Adverse weather could still damage crop prospects; farmers know too well not to count on their bushels until they are in the bin. But the U.S. Department of Agriculture predicts that U.S. farmers this year will bring in 1.78 billion bushels of winter wheat during a summer harvest that stretches across more than 30 states. Harvesting of spring wheat will follow for a total of 2.4 billion bushels expected for 2008/09, 16 percent more than a year earlier.

Indeed, the United States, the top global exporter of wheat, is among the first of a group of major exporting nations to begin replenishing supplies for world wheat millers and bakers. The harvest this year is critical as world supplies have dwindled so low that sharp price increases and food shortages have hit markets around the globe.

"We're watching it very carefully. We've got extremely low stocks right now and there is no room for error," said American Bakers Association CEO Robb MacKie. "Our hope is the crop will be strong and the quality will be good."

CAN'T COME TOO SOON

Following the United States, Canada, another of the world's largest wheat exporting nations, will begin cutting its new wheat crop in August, while Australia and Argentina -- also key exporters to the rest of the world -- expect to begin harvesting in October.

Together the four are projected to produce 129.1 million tonnes of wheat this year, about 20 percent of the global total.

Big wheat crops and exportable supplies are also expected in Russia, Ukraine and Kazakhstan. The biggest producers in the world -- the European Union nations, China and India -- consume most if not all of what they produce.

Overall, USDA has forecast world wheat production at a record 656 million tonnes in 2008/09, up 8 percent from a year earlier.

The harvest can't come too soon. After poor production last year in the United States, Australia and elsewhere, global wheat supplies are at their lowest levels in roughly 30 years and are seen remaining tight amid increased consumption, according to a USDA Foreign Agriculture Service report issued this month.

"The concerns about food shortages ... are real. We have a lot of concerns," said Betsy Faga, president of the North American Millers' Association.

This year will mark only the first time in the last three years that production exceeds global consumption which is projected at 642 million tonnes. A series of big wheat crops will be needed to alleviate a continuing supply squeeze.

"It's too early to exhale," said Alan Tracy, president of U.S. Wheat Associates, a government- and industry-funded group that markets U.S. wheat supplies to foreign buyers. "It all depends on how production comes together around the world. That will determine whether we get to the point where we can breathe more easily about supply."

PRICE RELIEF?

Industry experts say the new harvest should help partially staunch a surge in food prices that has hit bread, cereals and other products on grocery shelves over the last year.

Bread prices in the United States are up more than 14 percent from a year ago, and they increased 1.5 percent in April alone over the previous month, according to the Department of Labor's consumer price index. Greater increases have been seen abroad.

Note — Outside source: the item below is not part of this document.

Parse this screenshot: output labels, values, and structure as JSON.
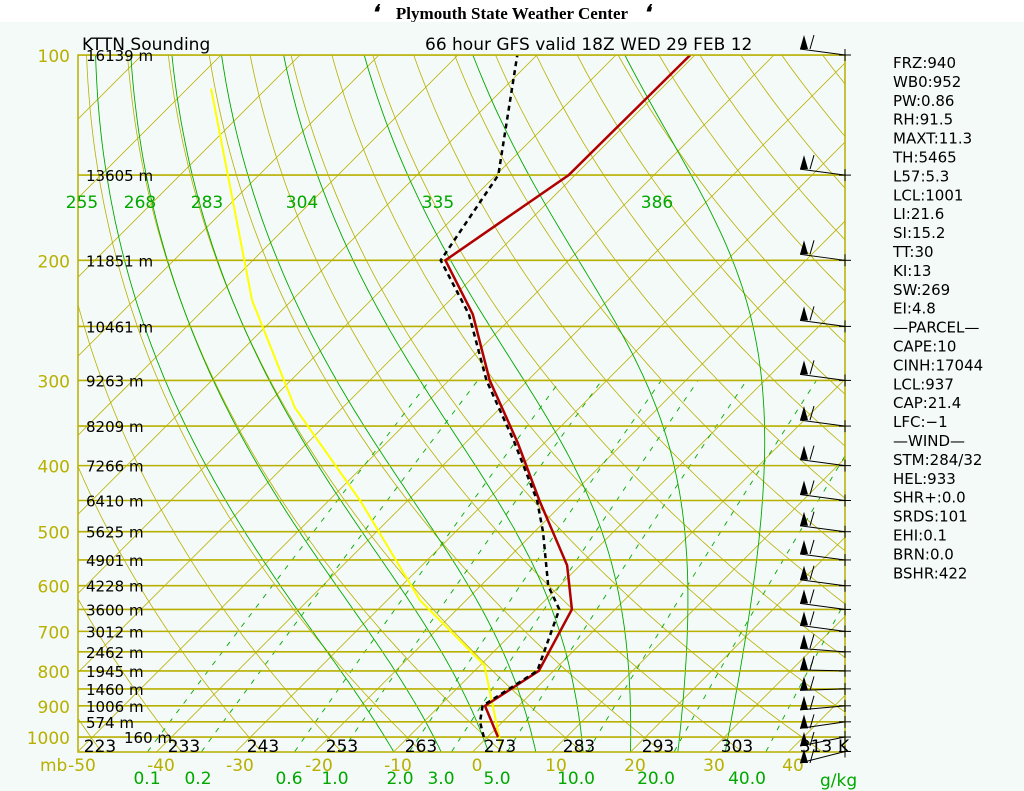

Prices for U.S. wheat futures contracts spiked to all-time highs earlier this year. Spring wheat futures led increases, rising to $25 a bushel, three times the price of a year ago. Prices came down as harvest neared, with spring wheat futures back to the $10 range this week.

Yet many onlookers expect further price relief will be only mild at best as harvest advances. Over the long term, the fact that farmers are planting more corn and other crops instead of wheat is a factor that could keep wheat supplies thin for years even as a growing world population and a rising middle class in developing nations keep wheat and other crops in high demand.

"I think it is way too early to say we're out of the woods on the food price situation," said Tom Jackson, an economist for Global Insight. "It is certainly pretty critical that the U.S. have a good wheat harvest."

For Stephens, who has farmed outside the tiny rural town of Norwich, Kansas, for decades, the onset of wheat harvest means long days of hard work. But his mood is upbeat.

"This is just the start of harvest," he said. "But when you're looking over the fields ... it really is a beautiful sight. It looks now like it will be a good crop."